In January 1989, a year and half after her accident, Dyer resumed practicing surgery -- initially assisting her partners, then booking her own patients. "That was from working really hard," her father, who has since retired, said in a phone interview from Florida. "She had a rubber ball she was squeezing continuously, exercising her fingers to get the most out of it. She was very determined to get everything back to normal as much as possible. . . . With time, and with a lot of work, a lot of encouragement, she made a surprisingly good recovery."
But no, her life isn't the same.
Her skin feels stiff and tight, with diminished sensation. She struggles with self-consciousness over her appearance, wearing long sleeves even on summer's hottest days and avoiding beaches.
"You always feel people are staring at you. You've got to realize, they're just curious. They're not trying to be hurtful. . . . I hated to go shopping. I hated summer. I hate summer."
For four years, Dyer would "get weepy" on the anniversary of the accident. But on the fifth year, the day passed without her noticing it.
Today, Dyer says she has recovered as fully as she could hope for. Why is her life better? "You learn to focus on what's important in life. You learn there's a lot to be grateful for. . . .
"I have daily reminders of my accident," Dyer says.

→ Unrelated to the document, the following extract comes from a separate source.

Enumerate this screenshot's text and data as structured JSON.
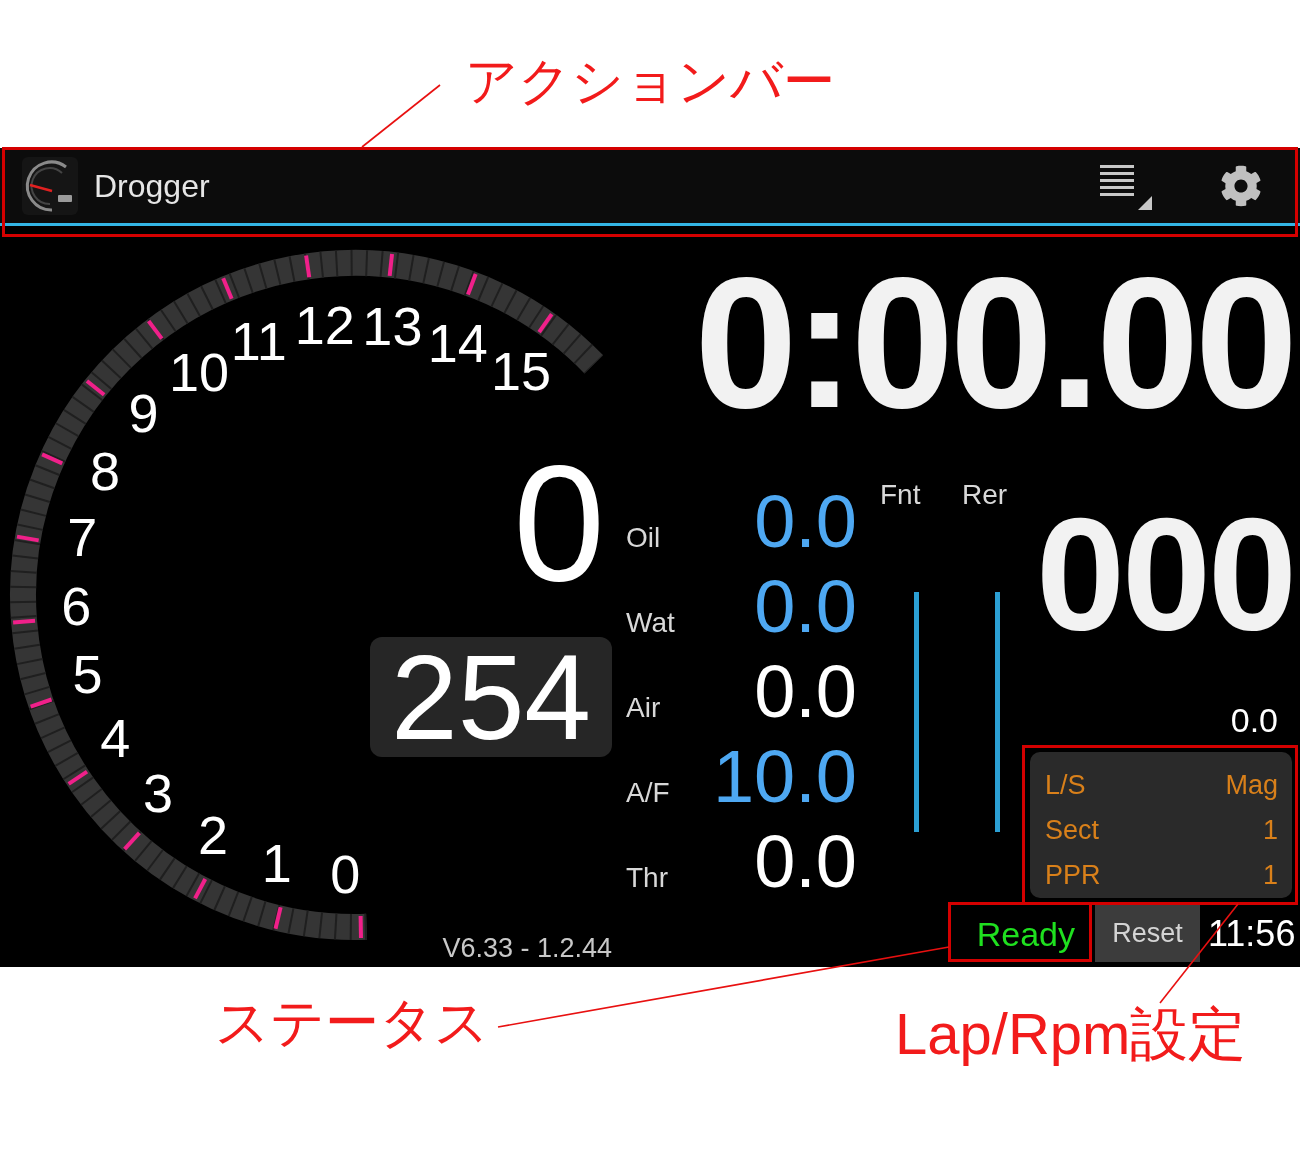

"Maybe something will come along that will give me back my skin. I've just accepted that this is who I am. It's a process. You don't get there overnight. I know there's still a lot to enjoy out there and life can be good."
She offers this advice to those injured in the Station fire: "Try to turn it into a good thing. Use it as an opportunity to grow, to learn about yourself, what's important in life, to learn what your true potential is. There's nothing you can't do if you put your mind to it."